I SWEAR TO GOD, my life is a fucking soap opera. i'm doing EXTREME venting in this bitch because i don't know where to go anymore. okay, remember matt? PERFECT. we were perfect, everything was amazing & then it.. fell apart? we went to the beach together on monday and had such a great time together, the next time he says i'm too scared of commitment, i can't handle this. WTF? dejavu!? i had this shit with john, what is wrong these guys? so now we're gonna "go our seperate ways and forget about each other." yeah lovely. the part that hurts the most is looking back on what we had for those, 3 weeks. his cute away messages that said 'you're the only thing in my life that makes me happy' oh & the best one, 'we all have pasts, but we have to look past them and start a future and i want you in my future' HAHA okay, DON'T FUCK WITH ME. i'm so tempted to call his friend who wanted me before matt to chill but idk that's really mean. okay so i've only known him for 3 weeks, still.. everything was great and i was actually really happy. so, IT'S OVER. i'm sad, i'll get over it.

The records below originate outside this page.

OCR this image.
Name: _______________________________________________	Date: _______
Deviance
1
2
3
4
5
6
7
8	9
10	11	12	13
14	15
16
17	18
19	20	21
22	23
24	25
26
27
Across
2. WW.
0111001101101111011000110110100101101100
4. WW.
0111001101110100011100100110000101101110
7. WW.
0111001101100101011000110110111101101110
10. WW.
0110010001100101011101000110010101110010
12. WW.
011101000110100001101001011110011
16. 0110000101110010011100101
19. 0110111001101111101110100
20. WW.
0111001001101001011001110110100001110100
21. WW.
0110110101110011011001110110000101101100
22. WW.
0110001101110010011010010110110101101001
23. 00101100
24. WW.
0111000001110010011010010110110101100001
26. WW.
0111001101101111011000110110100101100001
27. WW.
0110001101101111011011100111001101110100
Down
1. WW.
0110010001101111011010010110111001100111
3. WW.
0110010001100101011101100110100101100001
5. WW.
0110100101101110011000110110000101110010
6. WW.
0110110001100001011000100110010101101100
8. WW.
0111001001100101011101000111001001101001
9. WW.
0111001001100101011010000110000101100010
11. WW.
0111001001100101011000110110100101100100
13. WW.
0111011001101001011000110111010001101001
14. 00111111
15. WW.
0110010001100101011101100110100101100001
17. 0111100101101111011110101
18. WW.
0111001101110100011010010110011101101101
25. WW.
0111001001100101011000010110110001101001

part 2 to my shitty life. nick called me back the other day- told me some news. he met someone. HE MET SOMEONE! already? he was just crying over me 24/7 and he MET SOMEONE. yeah, i did horrible things to him and dumped his ass but OMG i was shocked, hurt, mad, sad, happy- everything! THEN kristina calls me last night & says sam, i saw nick & "diana" at the mall tonight. OMG, she had a coach bag but she's so tall! haha i love her ♥ a coach bag and she's tall- that's how she describes her haha. okay anyways, isn't it great how nick has someone now and I DON'T? i truly feel like i'm being punished because of what i did to nick, my friends tell me no but i feel like i deserve this in a way. oh well.

um, PART 3 to my shitty life. i got into a fight with alexis. we probably won't talk for a while, i don't feel like explaining it right now cause i'm too pissed and upset but whatever.